Barbra, doe-eyed model orphan, had taken the horns.

I had a can on my neck. I could only feel pressure.

‘Take it easy, kid. Breathe.’

I knew the summer would not go on forever.

‘What’s your name? Does he know his name?’

Jew-boy was my given name.

‘He’s in shock. He needs oxygen.’

Chili oil was demonic. Barbra had brought us some kind of new blade.

‘Take a breath now,’ they said. ‘Try to tell us your name.’

She’d stood up from the table underneath the tablecloth skirt. She had a left hand, a left fist. I thought she was looking for my father. All I thought was: we are taking a break. My father had been gone for too long in the bathroom. I saw the gleam for one second under her skirt. It was curved, leathersheathed. It had all these grey teeth.

‘She got kicked out of the army. Does that not concern you?’ my mother shrieked.

I felt gurgling, no air. Her left fist in my hair. Charred beef. Ice-cold smoke.

Abigail cried on the phone. She kept saying she missed me. She missed me.

The knife at my neck was when the first woman screamed.
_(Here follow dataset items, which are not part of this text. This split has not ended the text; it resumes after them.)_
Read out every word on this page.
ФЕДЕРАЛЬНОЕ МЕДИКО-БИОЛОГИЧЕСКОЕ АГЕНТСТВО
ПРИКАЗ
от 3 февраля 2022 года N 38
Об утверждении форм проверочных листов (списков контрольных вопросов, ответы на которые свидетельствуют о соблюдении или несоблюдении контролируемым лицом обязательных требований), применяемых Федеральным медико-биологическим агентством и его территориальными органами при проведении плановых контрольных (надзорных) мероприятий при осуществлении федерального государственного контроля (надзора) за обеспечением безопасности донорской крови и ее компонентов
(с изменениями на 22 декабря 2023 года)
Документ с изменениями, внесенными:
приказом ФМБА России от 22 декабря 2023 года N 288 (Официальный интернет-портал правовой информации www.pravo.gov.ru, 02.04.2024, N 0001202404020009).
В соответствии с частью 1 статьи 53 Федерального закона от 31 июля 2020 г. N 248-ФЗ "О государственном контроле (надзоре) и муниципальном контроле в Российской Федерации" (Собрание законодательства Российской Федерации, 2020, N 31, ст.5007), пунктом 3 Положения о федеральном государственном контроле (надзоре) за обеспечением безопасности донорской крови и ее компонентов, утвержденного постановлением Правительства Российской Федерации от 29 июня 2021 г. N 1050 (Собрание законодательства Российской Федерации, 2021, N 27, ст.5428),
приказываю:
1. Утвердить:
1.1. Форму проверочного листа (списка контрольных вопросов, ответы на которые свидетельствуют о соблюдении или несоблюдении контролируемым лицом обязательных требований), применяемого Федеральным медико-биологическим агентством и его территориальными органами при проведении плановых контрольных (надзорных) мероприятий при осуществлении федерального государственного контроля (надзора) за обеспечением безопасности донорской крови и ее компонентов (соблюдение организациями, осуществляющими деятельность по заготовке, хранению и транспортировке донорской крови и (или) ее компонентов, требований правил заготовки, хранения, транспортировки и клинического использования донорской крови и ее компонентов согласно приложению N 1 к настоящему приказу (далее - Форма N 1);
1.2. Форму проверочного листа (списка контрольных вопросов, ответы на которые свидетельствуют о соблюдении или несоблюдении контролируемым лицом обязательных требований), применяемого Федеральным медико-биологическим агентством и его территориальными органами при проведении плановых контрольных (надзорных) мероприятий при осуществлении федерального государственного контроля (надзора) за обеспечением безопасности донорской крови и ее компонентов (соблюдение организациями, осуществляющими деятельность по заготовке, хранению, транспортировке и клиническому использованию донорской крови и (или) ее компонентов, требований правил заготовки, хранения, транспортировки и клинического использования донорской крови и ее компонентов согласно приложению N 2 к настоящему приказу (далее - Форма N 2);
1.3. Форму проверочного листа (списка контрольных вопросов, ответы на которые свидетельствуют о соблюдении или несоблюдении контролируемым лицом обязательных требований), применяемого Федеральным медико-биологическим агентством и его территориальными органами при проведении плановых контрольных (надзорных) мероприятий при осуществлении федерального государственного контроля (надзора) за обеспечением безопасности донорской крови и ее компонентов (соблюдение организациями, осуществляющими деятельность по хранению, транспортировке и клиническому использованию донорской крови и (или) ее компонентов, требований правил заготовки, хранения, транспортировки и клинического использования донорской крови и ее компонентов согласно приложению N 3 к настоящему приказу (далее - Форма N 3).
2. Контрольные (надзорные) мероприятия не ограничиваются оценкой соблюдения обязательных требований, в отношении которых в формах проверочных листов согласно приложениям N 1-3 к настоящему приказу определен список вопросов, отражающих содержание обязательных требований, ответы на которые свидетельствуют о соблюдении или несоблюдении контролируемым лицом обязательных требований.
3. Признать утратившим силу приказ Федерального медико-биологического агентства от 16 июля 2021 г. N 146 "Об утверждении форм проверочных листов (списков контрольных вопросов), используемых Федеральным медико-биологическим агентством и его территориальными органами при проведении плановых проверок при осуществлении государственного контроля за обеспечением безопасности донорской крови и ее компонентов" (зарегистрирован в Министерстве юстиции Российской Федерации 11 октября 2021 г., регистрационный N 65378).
My sounds ricocheted off the restaurant wall. Abduction by force. My neck was a puppet. Abduction was always by violent force. Where was my father? Barbra overtaken. Her head was measured and sprayed with DDT. My mother had not wanted her to come to our home in the first place. Kafka wrote that his mother in their family was like the ‘beater in the hunt.’ He meant that the mother was the one who chased the birds into violence. The mother was the one who found the violence, in fact, the one who prepped all those birds for the eager shotgun. Cheap wine covered up trauma. Beef upturned on the carpet. I heard a high-pitched, hovering, whimpering wind.

‘Those ISIS guys are evil,’ my father said. ‘They kill the Jews and Japanese.’

I thought, mothers are beaters and visionaries.

My neck, the fountain. Blood hit the plastic. Barbra jiggled the knife. My phlegm built a poultice. I begged my dad to come back. I prayed to him, Dad, rescue me.